È un caso unico, di fatto, ma che nella sua dinamica ha fatto tanto rumore.

Un 29enne rumeno è riuscito – grazie ad un complice residente nella provincia piemontese – a ottenere il reddito di cittadinanza pur non avendo mai vissuto in Italia.

Secondo quanto ricostruito dai media che hanno riportato la notizia – in primo luogo TgCom24 – il rumeno sarebbe giunto nel nostro Paese il giorno prima di presentare la pratica per la richiesta del reddito di cittadinanza e dopo aver ottenuto la tessera su cui lo Stato carica la somma destinata ai meno abbienti sarebbe tornato in Romania.

Tutto in circa 24 ore.

E così da metà 2020 l’uomo ha percepito il sussidio senza averne diritto e adesso dovrà restituire la somma sottratta alle casse dello stato, con annessa denuncia.

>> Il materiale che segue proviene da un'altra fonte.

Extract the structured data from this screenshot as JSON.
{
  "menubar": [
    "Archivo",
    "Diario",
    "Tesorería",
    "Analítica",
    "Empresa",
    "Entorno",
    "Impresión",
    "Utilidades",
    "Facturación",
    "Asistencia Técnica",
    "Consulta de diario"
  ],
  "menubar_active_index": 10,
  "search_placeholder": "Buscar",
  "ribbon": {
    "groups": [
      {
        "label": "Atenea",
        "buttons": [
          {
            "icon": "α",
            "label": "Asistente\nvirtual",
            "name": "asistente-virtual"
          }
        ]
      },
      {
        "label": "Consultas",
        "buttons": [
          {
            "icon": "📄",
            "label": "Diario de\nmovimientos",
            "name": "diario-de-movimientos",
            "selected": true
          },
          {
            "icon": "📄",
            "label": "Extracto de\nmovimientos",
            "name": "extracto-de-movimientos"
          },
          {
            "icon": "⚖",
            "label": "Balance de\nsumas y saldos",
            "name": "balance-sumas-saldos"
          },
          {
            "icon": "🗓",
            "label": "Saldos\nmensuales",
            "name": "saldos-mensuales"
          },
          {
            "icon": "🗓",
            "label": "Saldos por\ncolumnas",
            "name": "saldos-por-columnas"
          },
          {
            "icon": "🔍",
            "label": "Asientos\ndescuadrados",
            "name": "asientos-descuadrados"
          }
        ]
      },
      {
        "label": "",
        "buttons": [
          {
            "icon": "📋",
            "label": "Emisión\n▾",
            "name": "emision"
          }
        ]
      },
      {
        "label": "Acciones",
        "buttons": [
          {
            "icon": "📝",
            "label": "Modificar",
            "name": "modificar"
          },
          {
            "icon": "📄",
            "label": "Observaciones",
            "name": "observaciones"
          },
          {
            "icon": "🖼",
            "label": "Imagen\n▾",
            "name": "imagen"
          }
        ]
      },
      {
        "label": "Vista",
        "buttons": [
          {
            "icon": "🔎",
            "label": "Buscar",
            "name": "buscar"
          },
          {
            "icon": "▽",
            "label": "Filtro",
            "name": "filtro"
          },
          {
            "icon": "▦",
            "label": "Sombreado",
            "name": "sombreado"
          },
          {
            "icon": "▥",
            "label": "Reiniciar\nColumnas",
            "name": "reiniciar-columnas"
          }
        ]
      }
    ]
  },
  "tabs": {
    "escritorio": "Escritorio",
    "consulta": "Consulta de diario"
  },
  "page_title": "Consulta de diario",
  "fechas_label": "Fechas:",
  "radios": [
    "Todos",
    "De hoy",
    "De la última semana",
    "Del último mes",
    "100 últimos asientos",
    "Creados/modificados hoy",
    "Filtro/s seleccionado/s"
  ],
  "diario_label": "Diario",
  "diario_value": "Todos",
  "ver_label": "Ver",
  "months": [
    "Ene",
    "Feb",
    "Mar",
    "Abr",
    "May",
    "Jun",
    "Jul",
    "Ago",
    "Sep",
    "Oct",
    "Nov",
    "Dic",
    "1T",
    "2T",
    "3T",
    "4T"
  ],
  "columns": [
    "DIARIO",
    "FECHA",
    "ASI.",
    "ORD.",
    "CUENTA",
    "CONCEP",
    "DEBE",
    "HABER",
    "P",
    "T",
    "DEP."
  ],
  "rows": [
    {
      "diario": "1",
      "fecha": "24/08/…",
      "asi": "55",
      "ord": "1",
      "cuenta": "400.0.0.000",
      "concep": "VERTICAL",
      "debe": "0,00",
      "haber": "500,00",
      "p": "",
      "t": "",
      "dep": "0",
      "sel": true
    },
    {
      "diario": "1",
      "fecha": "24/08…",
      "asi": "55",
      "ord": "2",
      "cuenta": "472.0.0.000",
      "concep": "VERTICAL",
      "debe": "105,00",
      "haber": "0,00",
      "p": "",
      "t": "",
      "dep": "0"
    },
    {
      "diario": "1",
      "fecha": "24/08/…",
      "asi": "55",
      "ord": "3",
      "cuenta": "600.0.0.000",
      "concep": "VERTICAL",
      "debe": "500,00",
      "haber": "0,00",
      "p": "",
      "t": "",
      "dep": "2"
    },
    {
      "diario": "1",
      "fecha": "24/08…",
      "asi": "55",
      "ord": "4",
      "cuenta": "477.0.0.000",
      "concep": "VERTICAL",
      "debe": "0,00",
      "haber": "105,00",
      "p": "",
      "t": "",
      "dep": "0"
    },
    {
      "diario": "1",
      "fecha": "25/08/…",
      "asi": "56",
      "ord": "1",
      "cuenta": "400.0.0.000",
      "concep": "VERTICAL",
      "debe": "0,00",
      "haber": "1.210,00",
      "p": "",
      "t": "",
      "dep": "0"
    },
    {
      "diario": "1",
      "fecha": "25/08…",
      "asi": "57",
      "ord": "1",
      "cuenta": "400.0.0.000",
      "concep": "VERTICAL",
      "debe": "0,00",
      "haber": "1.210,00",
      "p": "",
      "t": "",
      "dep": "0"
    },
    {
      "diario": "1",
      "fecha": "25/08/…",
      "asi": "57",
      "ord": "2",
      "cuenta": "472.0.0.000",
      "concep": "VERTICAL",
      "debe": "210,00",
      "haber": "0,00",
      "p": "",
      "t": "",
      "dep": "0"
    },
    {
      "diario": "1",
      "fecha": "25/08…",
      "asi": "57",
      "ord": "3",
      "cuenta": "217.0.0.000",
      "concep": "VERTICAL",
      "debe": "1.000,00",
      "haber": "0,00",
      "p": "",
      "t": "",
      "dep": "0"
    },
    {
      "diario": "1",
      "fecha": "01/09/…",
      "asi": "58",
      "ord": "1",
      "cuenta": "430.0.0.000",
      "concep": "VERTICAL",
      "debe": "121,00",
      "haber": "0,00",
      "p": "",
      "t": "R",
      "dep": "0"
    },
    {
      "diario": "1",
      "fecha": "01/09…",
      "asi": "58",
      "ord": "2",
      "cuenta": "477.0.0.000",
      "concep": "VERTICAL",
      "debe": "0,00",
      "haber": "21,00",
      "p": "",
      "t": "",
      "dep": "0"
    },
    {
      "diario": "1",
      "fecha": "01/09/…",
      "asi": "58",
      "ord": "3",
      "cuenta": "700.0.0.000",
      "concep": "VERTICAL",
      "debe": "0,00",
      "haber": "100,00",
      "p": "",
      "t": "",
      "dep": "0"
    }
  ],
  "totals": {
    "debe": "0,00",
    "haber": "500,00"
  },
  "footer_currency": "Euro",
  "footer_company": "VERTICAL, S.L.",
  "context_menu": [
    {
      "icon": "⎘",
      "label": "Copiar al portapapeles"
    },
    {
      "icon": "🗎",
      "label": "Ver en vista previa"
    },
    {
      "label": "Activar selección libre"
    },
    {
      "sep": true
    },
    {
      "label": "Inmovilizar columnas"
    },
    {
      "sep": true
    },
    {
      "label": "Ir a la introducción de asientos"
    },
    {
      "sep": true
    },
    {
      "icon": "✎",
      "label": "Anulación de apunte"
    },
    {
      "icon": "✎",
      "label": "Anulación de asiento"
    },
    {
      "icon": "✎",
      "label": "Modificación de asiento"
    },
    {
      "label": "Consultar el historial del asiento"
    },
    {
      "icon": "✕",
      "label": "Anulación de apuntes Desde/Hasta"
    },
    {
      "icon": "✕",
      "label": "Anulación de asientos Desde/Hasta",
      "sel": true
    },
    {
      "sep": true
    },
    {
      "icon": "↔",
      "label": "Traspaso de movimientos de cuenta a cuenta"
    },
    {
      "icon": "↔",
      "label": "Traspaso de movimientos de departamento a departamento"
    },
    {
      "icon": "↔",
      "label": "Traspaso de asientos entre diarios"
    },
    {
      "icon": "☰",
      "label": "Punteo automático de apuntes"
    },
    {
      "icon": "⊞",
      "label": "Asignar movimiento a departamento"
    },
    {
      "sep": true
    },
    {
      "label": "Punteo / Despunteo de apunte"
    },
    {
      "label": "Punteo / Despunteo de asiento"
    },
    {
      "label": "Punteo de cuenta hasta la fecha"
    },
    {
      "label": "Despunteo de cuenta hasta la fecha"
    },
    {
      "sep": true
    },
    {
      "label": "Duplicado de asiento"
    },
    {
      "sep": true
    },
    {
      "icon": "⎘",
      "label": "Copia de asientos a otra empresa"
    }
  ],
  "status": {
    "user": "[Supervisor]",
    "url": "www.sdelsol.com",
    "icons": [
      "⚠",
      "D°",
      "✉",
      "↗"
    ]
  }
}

Resta comunque da capire se i soldi del reddito fossero destinati al rumeno (e quindi recapitati su un conto all’estero) o se il 29enne abbia funto solo da prestanome.

Una vicenda censurabile, che getta discredito su una misura che sicuramente è servita anche a parecchi italiani in condizioni di disagio economico (tant’è vero che su 3000 richieste sono stati cento i casi di “furbetti” scoperti dai militari vercellesi).

Ed è certo che tutto ciò si potrebbe evitare con un maggiore controllo alla radice.

Come sottolinea Damiano Er Faina: “Dovremmo cominciare a licenziare, a prendere a calci nel culo le persone che stanno dentro gli uffici pubblici” (e non svolgono il loro dovere come d’uopo facciano).